Trial for man accused of raping woman on Metro train goes to jury

A D.C. man is facing life in prison after police say he raped a woman on a Red Line Metro train in Montgomery County. The attack happened in 2016 and has changed the way Metro notifies the public of violent crimes.

The case went to the jury Friday night.

During closing arguments, prosecutors outlined the evidence against the suspect, John Hicks.

Prosecutors say his DNA was found on a tissue the victim - a nurse - used after the attack. Video was played in court showing what police say is the suspect and the victim exiting the train at the Glenmont Metro station. The suspect's own mother testified and identified her son as the man in that video. Prosecutors say Hicks' Metro card history put him at the Glenmont station after the attack.

The victim testified that Hicks had a knife and forced her into a partitioned area on the train. Court documents say she was cut trying to grab the knife.

She says Hicks attempted to rape her and then made her perform oral sex. She told police she believed he would kill her if she didn't comply.

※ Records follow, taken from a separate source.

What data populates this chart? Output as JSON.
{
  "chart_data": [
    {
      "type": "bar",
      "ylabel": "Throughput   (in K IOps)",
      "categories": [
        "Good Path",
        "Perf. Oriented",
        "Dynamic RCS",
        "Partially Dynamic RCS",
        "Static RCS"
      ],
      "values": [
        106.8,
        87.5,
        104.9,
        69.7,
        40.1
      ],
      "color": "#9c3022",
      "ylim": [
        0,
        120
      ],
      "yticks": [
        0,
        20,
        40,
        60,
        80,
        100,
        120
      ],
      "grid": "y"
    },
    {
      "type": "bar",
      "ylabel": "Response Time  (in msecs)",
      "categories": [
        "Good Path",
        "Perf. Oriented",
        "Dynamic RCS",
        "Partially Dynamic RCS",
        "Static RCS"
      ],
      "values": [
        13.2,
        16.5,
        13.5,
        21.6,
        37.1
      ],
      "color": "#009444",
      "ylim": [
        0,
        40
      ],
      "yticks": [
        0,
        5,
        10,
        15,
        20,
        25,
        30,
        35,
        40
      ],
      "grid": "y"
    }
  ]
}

Police say the suspect's semen was found in a tissue the victim says she spit in following the attack. It was recovered from the train.

Hicks was arrested on the same day of the attack. He opted not to testify during trial.

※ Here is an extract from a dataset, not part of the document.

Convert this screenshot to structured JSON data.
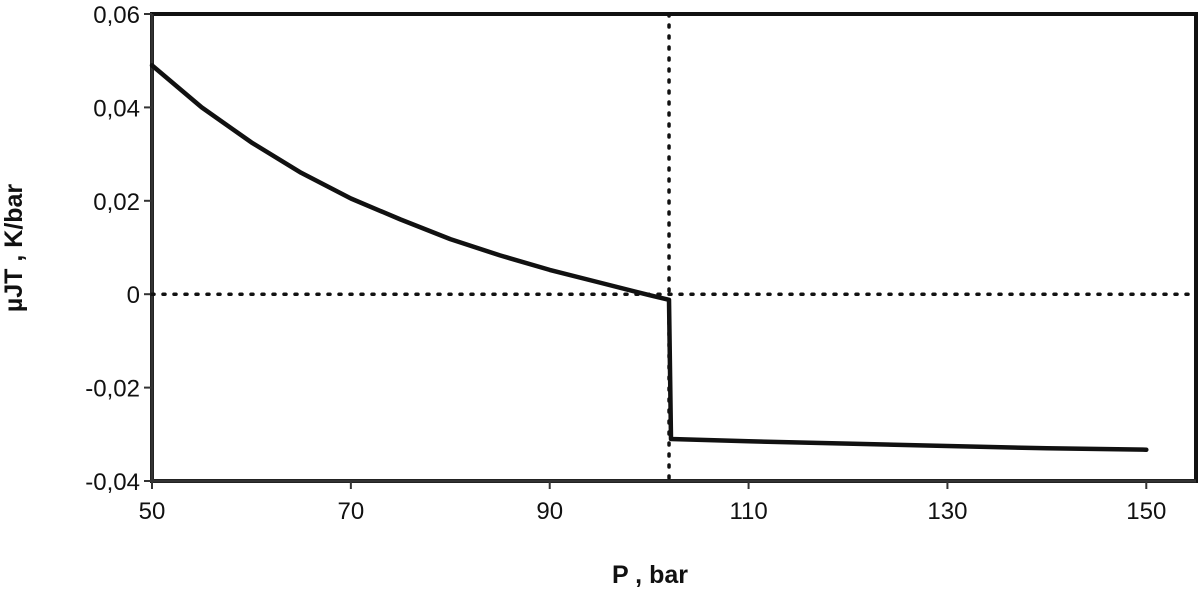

His defense lawyer says he is not the person who committed the attack, and that there was a bad investigation and an incorrect identification of a suspect.

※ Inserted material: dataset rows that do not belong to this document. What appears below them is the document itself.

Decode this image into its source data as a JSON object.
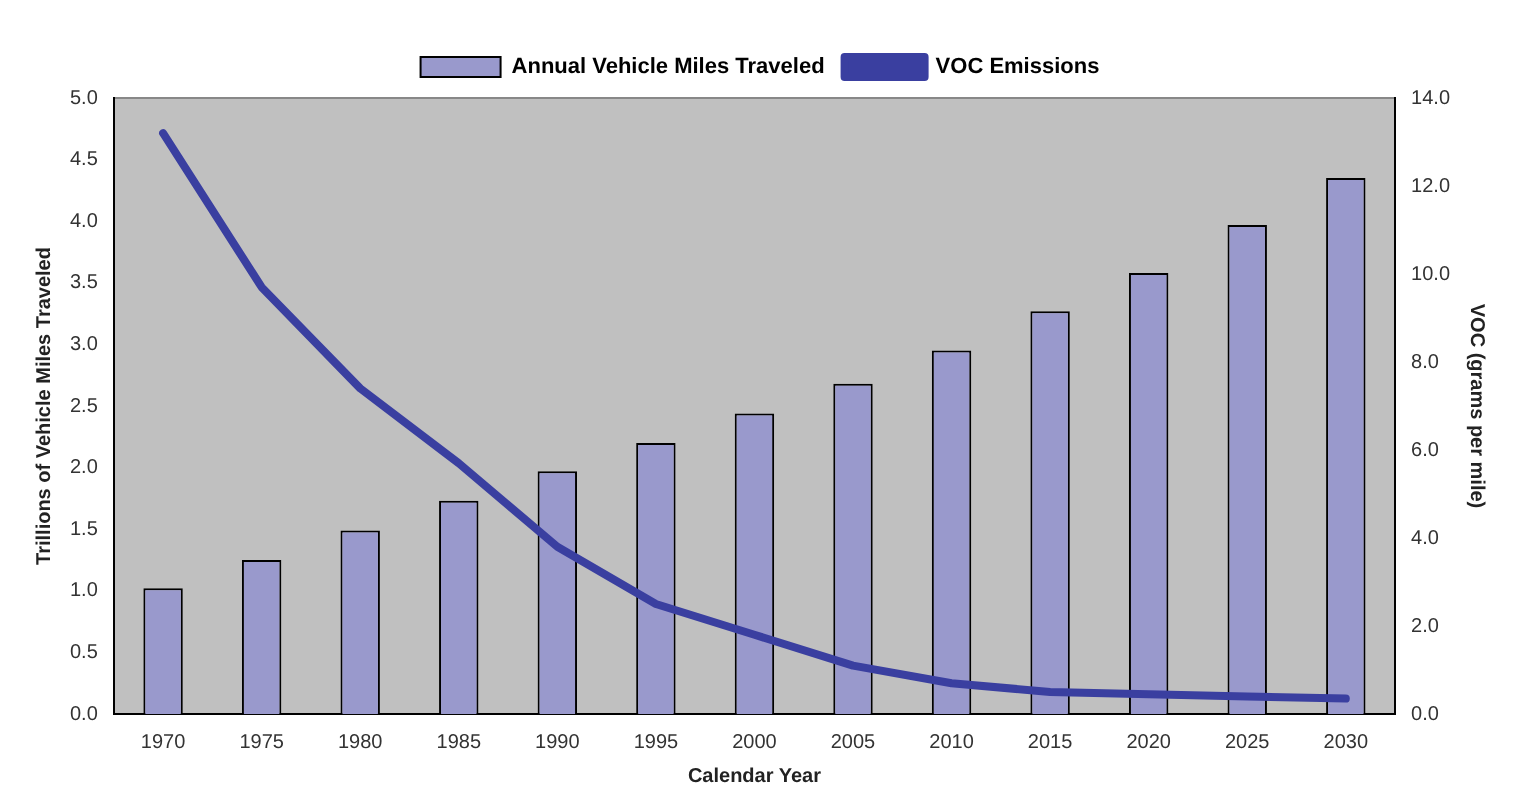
{
  "chart_data": {
    "type": "bar",
    "xlabel": "Calendar Year",
    "ylabel": "Trillions of Vehicle Miles Traveled",
    "y2label": "VOC (grams per mile)",
    "categories": [
      "1970",
      "1975",
      "1980",
      "1985",
      "1990",
      "1995",
      "2000",
      "2005",
      "2010",
      "2015",
      "2020",
      "2025",
      "2030"
    ],
    "series": [
      {
        "name": "Annual Vehicle Miles Traveled",
        "color": "#9999cc",
        "values": [
          1.02,
          1.25,
          1.49,
          1.73,
          1.97,
          2.2,
          2.44,
          2.68,
          2.95,
          3.27,
          3.58,
          3.97,
          4.35
        ]
      },
      {
        "name": "VOC Emissions",
        "type": "line",
        "axis": "y2",
        "color": "#3a3fa0",
        "values": [
          13.2,
          9.7,
          7.4,
          5.7,
          3.8,
          2.5,
          1.8,
          1.1,
          0.7,
          0.5,
          0.45,
          0.4,
          0.35
        ]
      }
    ],
    "ylim": [
      0,
      5
    ],
    "yticks": [
      {
        "value": 0,
        "label": "0.0"
      },
      {
        "value": 0.5,
        "label": "0.5"
      },
      {
        "value": 1,
        "label": "1.0"
      },
      {
        "value": 1.5,
        "label": "1.5"
      },
      {
        "value": 2,
        "label": "2.0"
      },
      {
        "value": 2.5,
        "label": "2.5"
      },
      {
        "value": 3,
        "label": "3.0"
      },
      {
        "value": 3.5,
        "label": "3.5"
      },
      {
        "value": 4,
        "label": "4.0"
      },
      {
        "value": 4.5,
        "label": "4.5"
      },
      {
        "value": 5,
        "label": "5.0"
      }
    ],
    "y2lim": [
      0,
      14
    ],
    "y2ticks": [
      {
        "value": 0,
        "label": "0.0"
      },
      {
        "value": 2,
        "label": "2.0"
      },
      {
        "value": 4,
        "label": "4.0"
      },
      {
        "value": 6,
        "label": "6.0"
      },
      {
        "value": 8,
        "label": "8.0"
      },
      {
        "value": 10,
        "label": "10.0"
      },
      {
        "value": 12,
        "label": "12.0"
      },
      {
        "value": 14,
        "label": "14.0"
      }
    ],
    "grid": false,
    "legend": "top",
    "marker": "none",
    "line_style": "solid"
  }
}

When the alleged rape happened in April 2016, Metro did not notify the public. The media found out about the case more than a month later.

It prompted anger from Congress at a hearing and soon after, Metro changed its policies. Metro general manager Paul Wiedefeld instructed Metro Transit Police to notify the public of a violent crime the same day it occurs when doing so would not hurt the investigation.

Hicks is charged with first-degree rape, first-degree assault and a first-degree sex offense.

Jury deliberations will resume Tuesday.